Separazione coniugale: presumibile la contitolarità del titolo postale se cointestato
Cambio di prospettiva, invece, se vi è la prova che il saldo attivo discenda dal versamento di somme di pertinenza di uno solo dei coniugi
La cointestazione di un conto corrente o di un titolo postale tra coniugi fa presumere, Codice Civile alla mano, la contitolarità dell’oggetto del contratto, con divisione in quote uguali. Tale presunzione può essere superata dalla prova che il saldo attivo discenda dal versamento di somme di pertinenza di uno solo dei coniugi, con conseguente esclusione di diritti dell’altro coniuge nei rapporti interni.
Ciò detto, il regime patrimoniale di separazione dei beni non consente di ritenere che le somme versate costituiscano automaticamente risparmi comuni per il solo fatto del lavoro esclusivamente casalingo dell’altro coniuge.
Questi i chiarimenti forniti dai giudici (ordinanza numero 30233 del 17 novembre 2025 della Cassazione) alla luce del contenzioso sorto tra due ormai ex coniugi in merito ad alcuni fondi postali, pari a quasi 40mila euro.
Premesso il regime di separazione dei beni tra i due coniugi durante il matrimonio, l’uomo sostiene che la donna, dopo una crisi poi sfociata nel giudizio di separazione, si sia appropriata indebitamente di fondi postali cointestati ad entrambi ma costituiti con denaro di lui.
Per i giudici d’Appello, però, le somme depositate sul fondo postale devono intendersi in comproprietà tra i coniugi in parti uguali, come previsto dal Codice Civile.
Questa visione viene ‘censurata dai magistrati di Cassazione, i quali, ampliando l’orizzonte, precisano che, essendo pacifica la cointestazione del titolo postale tra i due coniugi, trova applicazione la normativa secondo cui il relativo credito – solidale verso ‘Poste Italiane’ – nei rapporti interni si divide in quote uguali, salvo che non risulti diversamente, giacché la cointestazione introduce, sì, una presunzione di contitolarità della somma versata sul conto corrente, la quale però nella specie è stata superata dalla prova offerta dall’uomo circa la provenienza di quel denaro esclusivamente da redditi propri, non avendo, peraltro, la donna eccepito alcunché a proposito di quanto dichiarato sul punto dall’oramai ex marito. Ciò, peraltro, nel quadro di un altrettanto pacifico regime patrimoniale di separazione dei beni, che se, da un lato, impediva di ritenere che quanto versato nel conto dopo la separazione potesse costituire una comunione de residuo, rende, dall’altro, del tutto immotivata l’affermazione circa la comproprietà delle somme presenti sul libretto quali risparmi derivanti anche dall’asserito lavoro casalingo della donna.

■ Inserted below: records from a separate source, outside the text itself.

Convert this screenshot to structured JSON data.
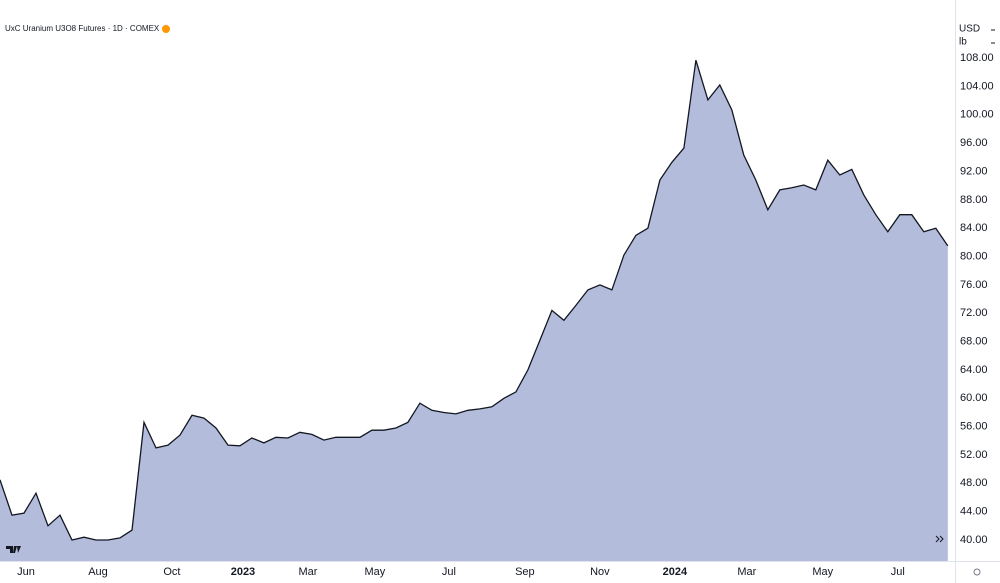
{
  "chart_data": {
    "type": "area",
    "title": "UxC Uranium U3O8 Futures · 1D · COMEX",
    "currency": "USD",
    "unit": "lb",
    "color": "#b3bcda",
    "line_color": "#131722",
    "grid": false,
    "x": [
      0,
      1,
      2,
      3,
      4,
      5,
      6,
      7,
      8,
      9,
      10,
      11,
      12,
      13,
      14,
      15,
      16,
      17,
      18,
      19,
      20,
      21,
      22,
      23,
      24,
      25,
      26,
      27,
      28,
      29,
      30,
      31,
      32,
      33,
      34,
      35,
      36,
      37,
      38,
      39,
      40,
      41,
      42,
      43,
      44,
      45,
      46,
      47,
      48,
      49,
      50,
      51,
      52,
      53,
      54,
      55,
      56,
      57,
      58,
      59,
      60,
      61,
      62,
      63,
      64,
      65,
      66,
      67,
      68,
      69,
      70,
      71,
      72,
      73,
      74,
      75,
      76,
      77,
      78,
      79
    ],
    "values": [
      48.5,
      43.5,
      43.8,
      46.6,
      42,
      43.5,
      40,
      40.4,
      40,
      40,
      40.3,
      41.4,
      56.6,
      53,
      53.4,
      54.8,
      57.6,
      57.2,
      55.8,
      53.4,
      53.3,
      54.4,
      53.7,
      54.5,
      54.4,
      55.2,
      54.9,
      54.1,
      54.5,
      54.5,
      54.5,
      55.5,
      55.5,
      55.8,
      56.6,
      59.3,
      58.3,
      58,
      57.8,
      58.3,
      58.5,
      58.8,
      60,
      60.9,
      64,
      68.2,
      72.4,
      71,
      73.1,
      75.3,
      76,
      75.3,
      80.2,
      83,
      84,
      90.8,
      93.3,
      95.3,
      107.7,
      102.1,
      104.2,
      100.7,
      94.3,
      90.8,
      86.6,
      89.4,
      89.7,
      90.1,
      89.4,
      93.6,
      91.5,
      92.3,
      88.7,
      85.9,
      83.5,
      85.9,
      85.9,
      83.5,
      84,
      81.5
    ],
    "xlim": [
      0,
      79.6
    ],
    "xticks": [
      {
        "value": 2.17,
        "label": "Jun"
      },
      {
        "value": 8.17,
        "label": "Aug"
      },
      {
        "value": 14.33,
        "label": "Oct"
      },
      {
        "value": 20.25,
        "label": "2023"
      },
      {
        "value": 25.67,
        "label": "Mar"
      },
      {
        "value": 31.25,
        "label": "May"
      },
      {
        "value": 37.42,
        "label": "Jul"
      },
      {
        "value": 43.75,
        "label": "Sep"
      },
      {
        "value": 50,
        "label": "Nov"
      },
      {
        "value": 56.25,
        "label": "2024"
      },
      {
        "value": 62.25,
        "label": "Mar"
      },
      {
        "value": 68.58,
        "label": "May"
      },
      {
        "value": 74.83,
        "label": "Jul"
      }
    ],
    "ylim": [
      37.04,
      116.2
    ],
    "yticks": [
      {
        "value": 40,
        "label": "40.00"
      },
      {
        "value": 44,
        "label": "44.00"
      },
      {
        "value": 48,
        "label": "48.00"
      },
      {
        "value": 52,
        "label": "52.00"
      },
      {
        "value": 56,
        "label": "56.00"
      },
      {
        "value": 60,
        "label": "60.00"
      },
      {
        "value": 64,
        "label": "64.00"
      },
      {
        "value": 68,
        "label": "68.00"
      },
      {
        "value": 72,
        "label": "72.00"
      },
      {
        "value": 76,
        "label": "76.00"
      },
      {
        "value": 80,
        "label": "80.00"
      },
      {
        "value": 84,
        "label": "84.00"
      },
      {
        "value": 88,
        "label": "88.00"
      },
      {
        "value": 92,
        "label": "92.00"
      },
      {
        "value": 96,
        "label": "96.00"
      },
      {
        "value": 100,
        "label": "100.00"
      },
      {
        "value": 104,
        "label": "104.00"
      },
      {
        "value": 108,
        "label": "108.00"
      }
    ]
  }
}
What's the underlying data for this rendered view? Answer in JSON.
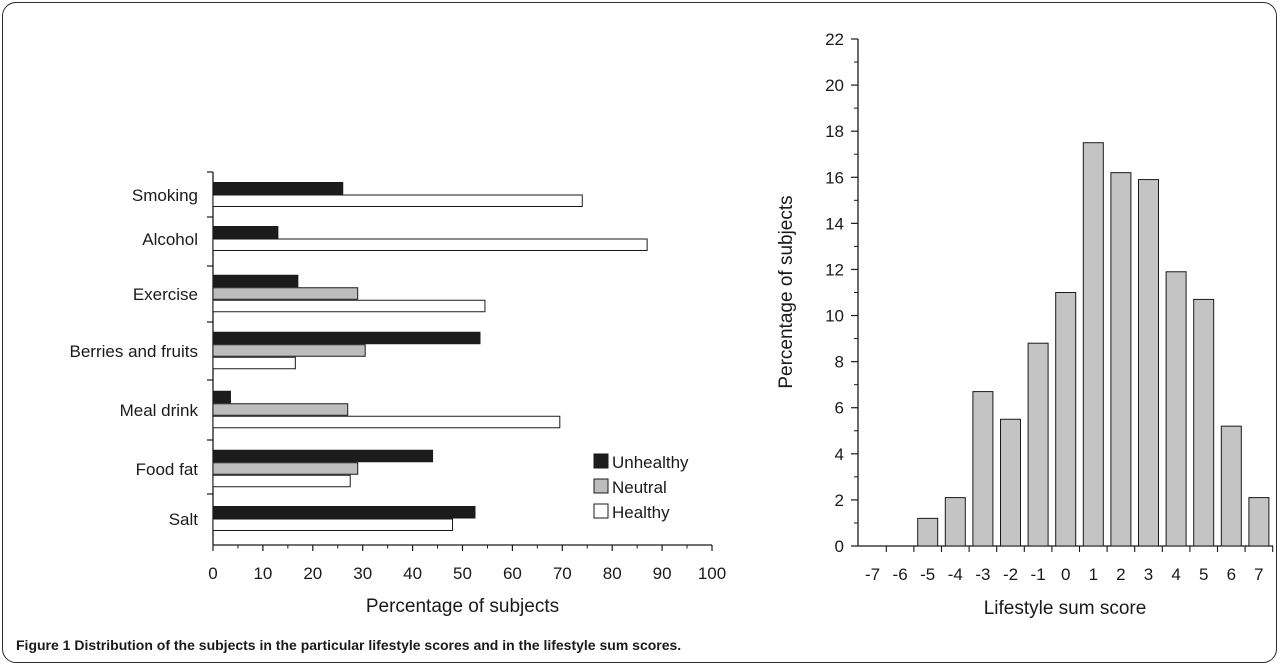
{
  "caption": {
    "prefix": "Figure 1",
    "text": "Distribution of the subjects in the particular lifestyle scores and in the lifestyle sum scores."
  },
  "colors": {
    "unhealthy": "#1c1c1c",
    "neutral": "#bdbdbd",
    "healthy": "#ffffff",
    "outline": "#1a1a1a",
    "histogram": "#c4c4c4"
  },
  "chart_data": [
    {
      "type": "bar",
      "orientation": "horizontal",
      "categories": [
        "Smoking",
        "Alcohol",
        "Exercise",
        "Berries and fruits",
        "Meal drink",
        "Food fat",
        "Salt"
      ],
      "series": [
        {
          "name": "Unhealthy",
          "values": [
            26,
            13,
            17,
            53.5,
            3.5,
            44,
            52.5
          ]
        },
        {
          "name": "Neutral",
          "values": [
            null,
            null,
            29,
            30.5,
            27,
            29,
            null
          ]
        },
        {
          "name": "Healthy",
          "values": [
            74,
            87,
            54.5,
            16.5,
            69.5,
            27.5,
            48
          ]
        }
      ],
      "xlabel": "Percentage of subjects",
      "ylabel": "",
      "xlim": [
        0,
        100
      ],
      "xticks": [
        0,
        10,
        20,
        30,
        40,
        50,
        60,
        70,
        80,
        90,
        100
      ],
      "legend_position": "bottom-right"
    },
    {
      "type": "bar",
      "categories": [
        "-7",
        "-6",
        "-5",
        "-4",
        "-3",
        "-2",
        "-1",
        "0",
        "1",
        "2",
        "3",
        "4",
        "5",
        "6",
        "7"
      ],
      "values": [
        0,
        0,
        1.2,
        2.1,
        6.7,
        5.5,
        8.8,
        11.0,
        17.5,
        16.2,
        15.9,
        11.9,
        10.7,
        5.2,
        2.1
      ],
      "xlabel": "Lifestyle sum score",
      "ylabel": "Percentage of subjects",
      "ylim": [
        0,
        22
      ],
      "yticks": [
        0,
        2,
        4,
        6,
        8,
        10,
        12,
        14,
        16,
        18,
        20,
        22
      ]
    }
  ]
}
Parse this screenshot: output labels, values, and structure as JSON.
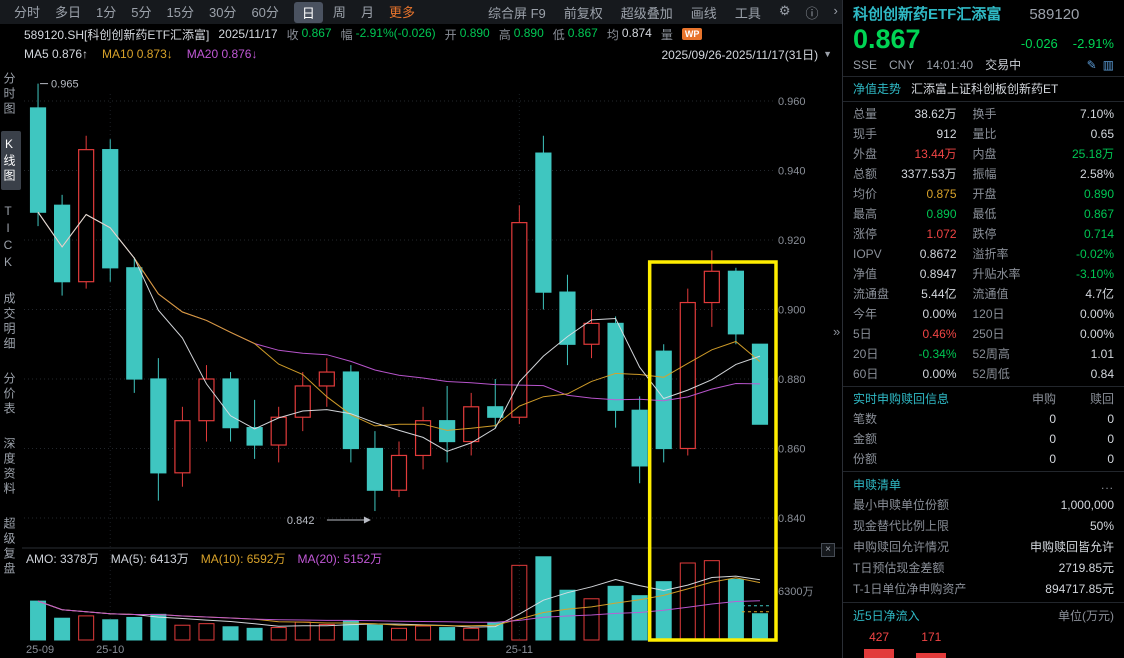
{
  "colors": {
    "up": "#e23b3b",
    "down": "#3fc6c0",
    "neg_text": "#00c653",
    "pos_text": "#f04545",
    "teal_header": "#2fb9c5",
    "yellow": "#d8a22a",
    "purple": "#c158d6",
    "white": "#d3d7dd",
    "quote_green": "#00d454",
    "highlight_box": "#ffee00"
  },
  "topbar": {
    "periods": [
      {
        "label": "分时"
      },
      {
        "label": "多日"
      },
      {
        "label": "1分"
      },
      {
        "label": "5分"
      },
      {
        "label": "15分"
      },
      {
        "label": "30分"
      },
      {
        "label": "60分"
      },
      {
        "label": "日",
        "active": true
      },
      {
        "label": "周"
      },
      {
        "label": "月"
      },
      {
        "label": "更多",
        "accent": true
      }
    ],
    "tools": [
      "综合屏 F9",
      "前复权",
      "超级叠加",
      "画线",
      "工具"
    ],
    "icons": [
      {
        "name": "settings-icon",
        "glyph": "⚙"
      },
      {
        "name": "info-icon",
        "glyph": "ⓘ"
      },
      {
        "name": "expand-icon",
        "glyph": "›"
      }
    ]
  },
  "info_bar": {
    "symbol": "589120.SH[科创创新药ETF汇添富]",
    "date": "2025/11/17",
    "fields": [
      {
        "label": "收",
        "value": "0.867",
        "color": "g"
      },
      {
        "label": "幅",
        "value": "-2.91%(-0.026)",
        "color": "g"
      },
      {
        "label": "开",
        "value": "0.890",
        "color": "g"
      },
      {
        "label": "高",
        "value": "0.890",
        "color": "g"
      },
      {
        "label": "低",
        "value": "0.867",
        "color": "g"
      },
      {
        "label": "均",
        "value": "0.874",
        "color": "w"
      },
      {
        "label": "量",
        "value": "",
        "color": "w"
      }
    ],
    "badge": "WP"
  },
  "ma_bar": {
    "items": [
      {
        "label": "MA5",
        "value": "0.876↑",
        "color": "w"
      },
      {
        "label": "MA10",
        "value": "0.873↓",
        "color": "y"
      },
      {
        "label": "MA20",
        "value": "0.876↓",
        "color": "p"
      }
    ],
    "range": "2025/09/26-2025/11/17(31日)",
    "caret": "▼"
  },
  "sidebar": {
    "items": [
      {
        "label": "分时图"
      },
      {
        "label": "K线图",
        "active": true
      },
      {
        "label": "TICK"
      },
      {
        "label": "成交明细"
      },
      {
        "label": "分价表"
      },
      {
        "label": "深度资料"
      },
      {
        "label": "超级复盘"
      }
    ]
  },
  "chart_data": {
    "type": "candlestick",
    "period": "日K",
    "date_range": "2025/09/26-2025/11/17(31日)",
    "y_ticks": [
      0.96,
      0.94,
      0.92,
      0.9,
      0.88,
      0.86,
      0.84
    ],
    "candles_ohlc": [
      [
        0.958,
        0.965,
        0.924,
        0.928
      ],
      [
        0.93,
        0.933,
        0.904,
        0.908
      ],
      [
        0.908,
        0.95,
        0.906,
        0.946
      ],
      [
        0.946,
        0.949,
        0.908,
        0.912
      ],
      [
        0.912,
        0.915,
        0.876,
        0.88
      ],
      [
        0.88,
        0.886,
        0.845,
        0.853
      ],
      [
        0.853,
        0.872,
        0.849,
        0.868
      ],
      [
        0.868,
        0.884,
        0.862,
        0.88
      ],
      [
        0.88,
        0.882,
        0.862,
        0.866
      ],
      [
        0.866,
        0.874,
        0.857,
        0.861
      ],
      [
        0.861,
        0.872,
        0.856,
        0.869
      ],
      [
        0.869,
        0.882,
        0.865,
        0.878
      ],
      [
        0.878,
        0.886,
        0.872,
        0.882
      ],
      [
        0.882,
        0.884,
        0.856,
        0.86
      ],
      [
        0.86,
        0.865,
        0.842,
        0.848
      ],
      [
        0.848,
        0.862,
        0.846,
        0.858
      ],
      [
        0.858,
        0.872,
        0.854,
        0.868
      ],
      [
        0.868,
        0.878,
        0.856,
        0.862
      ],
      [
        0.862,
        0.876,
        0.858,
        0.872
      ],
      [
        0.872,
        0.88,
        0.866,
        0.869
      ],
      [
        0.869,
        0.93,
        0.867,
        0.925
      ],
      [
        0.945,
        0.95,
        0.9,
        0.905
      ],
      [
        0.905,
        0.91,
        0.884,
        0.89
      ],
      [
        0.89,
        0.9,
        0.886,
        0.896
      ],
      [
        0.896,
        0.898,
        0.866,
        0.871
      ],
      [
        0.871,
        0.875,
        0.85,
        0.855
      ],
      [
        0.888,
        0.89,
        0.856,
        0.86
      ],
      [
        0.86,
        0.906,
        0.858,
        0.902
      ],
      [
        0.902,
        0.917,
        0.895,
        0.911
      ],
      [
        0.911,
        0.912,
        0.89,
        0.893
      ],
      [
        0.89,
        0.89,
        0.867,
        0.867
      ]
    ],
    "volumes_wan": [
      5000,
      2800,
      3100,
      2600,
      2900,
      3300,
      1900,
      2100,
      1700,
      1500,
      1600,
      2300,
      2000,
      2500,
      1900,
      1500,
      1800,
      1600,
      1500,
      2200,
      9600,
      10700,
      6400,
      5300,
      6900,
      5700,
      7500,
      9900,
      10200,
      7800,
      3378
    ],
    "month_labels": [
      {
        "label": "25-09",
        "index": 0
      },
      {
        "label": "25-10",
        "index": 3
      },
      {
        "label": "25-11",
        "index": 20
      }
    ],
    "vol_axis": {
      "label": "6300万",
      "value": 6300
    },
    "projection_dash_wan": 4400,
    "annotations": {
      "high": {
        "text": "0.965",
        "price": 0.965,
        "index": 0
      },
      "low": {
        "text": "0.842",
        "price": 0.842,
        "index": 14
      },
      "highlight_last_n": 5
    },
    "amo_line": [
      {
        "text": "AMO: 3378万",
        "color": "#cfd3da"
      },
      {
        "text": "MA(5): 6413万",
        "color": "#cfd3da"
      },
      {
        "text": "MA(10): 6592万",
        "color": "#d8a22a"
      },
      {
        "text": "MA(20): 5152万",
        "color": "#c158d6"
      }
    ]
  },
  "panel": {
    "name": "科创创新药ETF汇添富",
    "code": "589120",
    "price": "0.867",
    "change": "-0.026",
    "change_pct": "-2.91%",
    "exchange": "SSE",
    "currency": "CNY",
    "time": "14:01:40",
    "status": "交易中",
    "nav_link": "净值走势",
    "fund_name": "汇添富上证科创板创新药ET",
    "collapse_arrow": "»",
    "stats": [
      [
        "总量",
        "38.62万",
        "w",
        "换手",
        "7.10%",
        "w"
      ],
      [
        "现手",
        "912",
        "w",
        "量比",
        "0.65",
        "w"
      ],
      [
        "外盘",
        "13.44万",
        "r",
        "内盘",
        "25.18万",
        "g"
      ],
      [
        "总额",
        "3377.53万",
        "w",
        "振幅",
        "2.58%",
        "w"
      ],
      [
        "均价",
        "0.875",
        "y",
        "开盘",
        "0.890",
        "g"
      ],
      [
        "最高",
        "0.890",
        "g",
        "最低",
        "0.867",
        "g"
      ],
      [
        "涨停",
        "1.072",
        "r",
        "跌停",
        "0.714",
        "g"
      ],
      [
        "IOPV",
        "0.8672",
        "w",
        "溢折率",
        "-0.02%",
        "g"
      ],
      [
        "净值",
        "0.8947",
        "w",
        "升贴水率",
        "-3.10%",
        "g"
      ],
      [
        "流通盘",
        "5.44亿",
        "w",
        "流通值",
        "4.7亿",
        "w"
      ],
      [
        "今年",
        "0.00%",
        "w",
        "120日",
        "0.00%",
        "w"
      ],
      [
        "5日",
        "0.46%",
        "r",
        "250日",
        "0.00%",
        "w"
      ],
      [
        "20日",
        "-0.34%",
        "g",
        "52周高",
        "1.01",
        "w"
      ],
      [
        "60日",
        "0.00%",
        "w",
        "52周低",
        "0.84",
        "w"
      ]
    ],
    "subscribe": {
      "title": "实时申购赎回信息",
      "col1": "申购",
      "col2": "赎回",
      "rows": [
        [
          "笔数",
          "0",
          "0"
        ],
        [
          "金额",
          "0",
          "0"
        ],
        [
          "份额",
          "0",
          "0"
        ]
      ]
    },
    "list": {
      "title": "申赎清单",
      "more": "...",
      "rows": [
        [
          "最小申赎单位份额",
          "1,000,000"
        ],
        [
          "现金替代比例上限",
          "50%"
        ],
        [
          "申购赎回允许情况",
          "申购赎回皆允许"
        ],
        [
          "T日预估现金差额",
          "2719.85元"
        ],
        [
          "T-1日单位净申购资产",
          "894717.85元"
        ]
      ]
    },
    "flow": {
      "title": "近5日净流入",
      "unit": "单位(万元)",
      "bars": [
        {
          "label": "427",
          "h": 9,
          "dir": "up"
        },
        {
          "label": "171",
          "h": 5,
          "dir": "up"
        },
        {
          "label": "",
          "h": 14,
          "dir": "down"
        },
        {
          "label": "",
          "h": 18,
          "dir": "down"
        },
        {
          "label": "",
          "h": 12,
          "dir": "down"
        }
      ]
    }
  }
}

Ancor più in dettaglio, i magistrati precisano che la cointestazione di un conto corrente tra coniugi attribuisce loro la qualità di creditori o debitori solidali dei saldi del conto, sia nei confronti dei terzi che nei rapporti interni, e fa presumere la contitolarità dell’oggetto del contratto. Inoltre, la cointestazione di un conto corrente tra più persone attribuisce a ciascuna di esse, nei rapporti interni, la qualità di creditori o debitori solidali dei saldi del conto medesimo, che si dividono in quote eguali, solo se non risulti diversamente, e, così, ove il saldo attivo discenda dal versamento di somme di pertinenza di uno solo dei correntisti, deve escludersi che l’altro possa, nei rapporti interni, avanzare diritti su di esso.